Nell’estate del 2000 Hans Kammerlander ripartì verso il K2. Ancora una volta sfruttò un tour in cui svolse il compito di guida per acclimatarsi. Insieme ad alcuni scalatori di sua conoscenza, provenienti da tre diverse nazioni, riuscì nella prima ascesa dell’allora “Tang Ri”, una vetta molto bella accanto al K2 e ancora senza nome. Il tempo sereno permise loro di vedere la tanto agognata meta e preso da impeto tentò un nuovo approccio al K2. Ma anche questa volta il meteo non gli lasciò scampo. Tre settimane di cattivo tempo con neve ogni giorno infransero i sogni di gloria, costringendo un’altra volta Hans Kammerlander a ripartire senza il bottino in tasca.

Nella primavera seguente si tentò un nuovo approccio. Insieme alla guida alpina Luis Brugger della Valle Aurina si preparò a conquistare il leggendario Ogre in Pakistan. Il cattivo tempo però impedì la riuscita del tour e Luis Brugger prese il primo volo e tornò a casa da solo. Demoralizzato e poco acclimatato dalla mancata conquista della vetta, Hans Kammerlander si incamminò da solo verso il campo base del K2. Forse tutta quella fatica era nuovamente vana?
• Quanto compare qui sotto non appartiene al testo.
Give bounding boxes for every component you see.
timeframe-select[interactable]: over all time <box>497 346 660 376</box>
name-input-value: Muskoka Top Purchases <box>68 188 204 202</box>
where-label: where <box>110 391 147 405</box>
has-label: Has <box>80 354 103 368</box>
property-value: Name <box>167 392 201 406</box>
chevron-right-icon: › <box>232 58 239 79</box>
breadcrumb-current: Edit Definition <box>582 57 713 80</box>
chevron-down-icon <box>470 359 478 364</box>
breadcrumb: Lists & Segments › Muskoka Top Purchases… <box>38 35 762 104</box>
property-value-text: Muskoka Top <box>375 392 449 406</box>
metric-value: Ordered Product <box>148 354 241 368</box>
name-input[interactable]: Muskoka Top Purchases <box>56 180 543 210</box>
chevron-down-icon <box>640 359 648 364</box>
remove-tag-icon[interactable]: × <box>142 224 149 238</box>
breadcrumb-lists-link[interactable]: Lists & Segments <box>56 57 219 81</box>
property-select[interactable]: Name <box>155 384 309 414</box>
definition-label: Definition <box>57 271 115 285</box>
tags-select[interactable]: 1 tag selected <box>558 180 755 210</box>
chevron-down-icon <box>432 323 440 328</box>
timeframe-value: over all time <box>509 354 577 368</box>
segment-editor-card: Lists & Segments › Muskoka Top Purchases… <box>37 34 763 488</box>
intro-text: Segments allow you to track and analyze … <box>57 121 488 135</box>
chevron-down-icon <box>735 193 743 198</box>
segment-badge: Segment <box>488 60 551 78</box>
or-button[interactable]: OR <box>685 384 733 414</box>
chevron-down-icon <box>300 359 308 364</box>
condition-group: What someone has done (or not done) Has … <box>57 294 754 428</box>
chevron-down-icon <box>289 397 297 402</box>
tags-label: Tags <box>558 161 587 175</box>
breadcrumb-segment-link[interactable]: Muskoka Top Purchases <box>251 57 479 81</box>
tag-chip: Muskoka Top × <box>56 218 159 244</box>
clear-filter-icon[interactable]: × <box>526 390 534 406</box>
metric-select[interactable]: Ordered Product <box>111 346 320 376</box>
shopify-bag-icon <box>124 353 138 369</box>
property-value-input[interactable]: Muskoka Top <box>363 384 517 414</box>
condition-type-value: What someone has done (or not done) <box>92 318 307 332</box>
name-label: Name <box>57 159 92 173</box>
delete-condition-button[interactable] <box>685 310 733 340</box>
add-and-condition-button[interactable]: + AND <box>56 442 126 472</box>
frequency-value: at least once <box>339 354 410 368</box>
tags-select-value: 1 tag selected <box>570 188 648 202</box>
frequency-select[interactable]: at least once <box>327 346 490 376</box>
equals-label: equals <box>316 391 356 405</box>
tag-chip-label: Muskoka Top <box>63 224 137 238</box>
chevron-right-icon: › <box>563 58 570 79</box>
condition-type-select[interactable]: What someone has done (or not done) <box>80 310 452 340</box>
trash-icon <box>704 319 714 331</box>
Al campo base il clima tra gli alpinisti era pessimo e il tempo lo era altrettanto.

Poi uno spiraglio. Verso metà giugno il tempo volse al meglio per un periodo molto breve. Kammerlander vide la possibilità di avverare il suo sogno e tentò un approccio alla vetta insieme all’eccezionale alpinista francese Jean-Christof Lafaille, nonostante le condizioni non fossero delle migliori. Il 22 luglio, poco dopo mezzogiorno, i due raggiunsero il punto più alto della cima. Come per il Mount Everest lo scalatore altoatesino aveva con sé gli sci. L’obiettivo era nuovamente estremo: scendere da qui al campo base con gli sci; mai nessuno aveva osato tanto. Ma 200 metri più in basso una visibilità pessima ed una luce troppo diffusa lo costrinsero ad interrompere l’impresa.

Una conferenza piena di tensione, ricca di immagini e sequenze filmate, con spezzoni anche delle sue imprese altoatesine e sulle altre montagne, senza dimenticarsi di mostrare al proprio pubblico anche la cultura e le persone che abitano ai piedi di questi giganti. Realtà e stupore, umanità ed emozioni – in una sola parola, 90 minuti di intrattenimento ai massimi livelli.

Ovviamente Hans Kammerlander è a piena disposizione del pubblico dopo il convegno per rispondere alle domande, intavolare discussioni o per firmare autografi ed elargire consigli.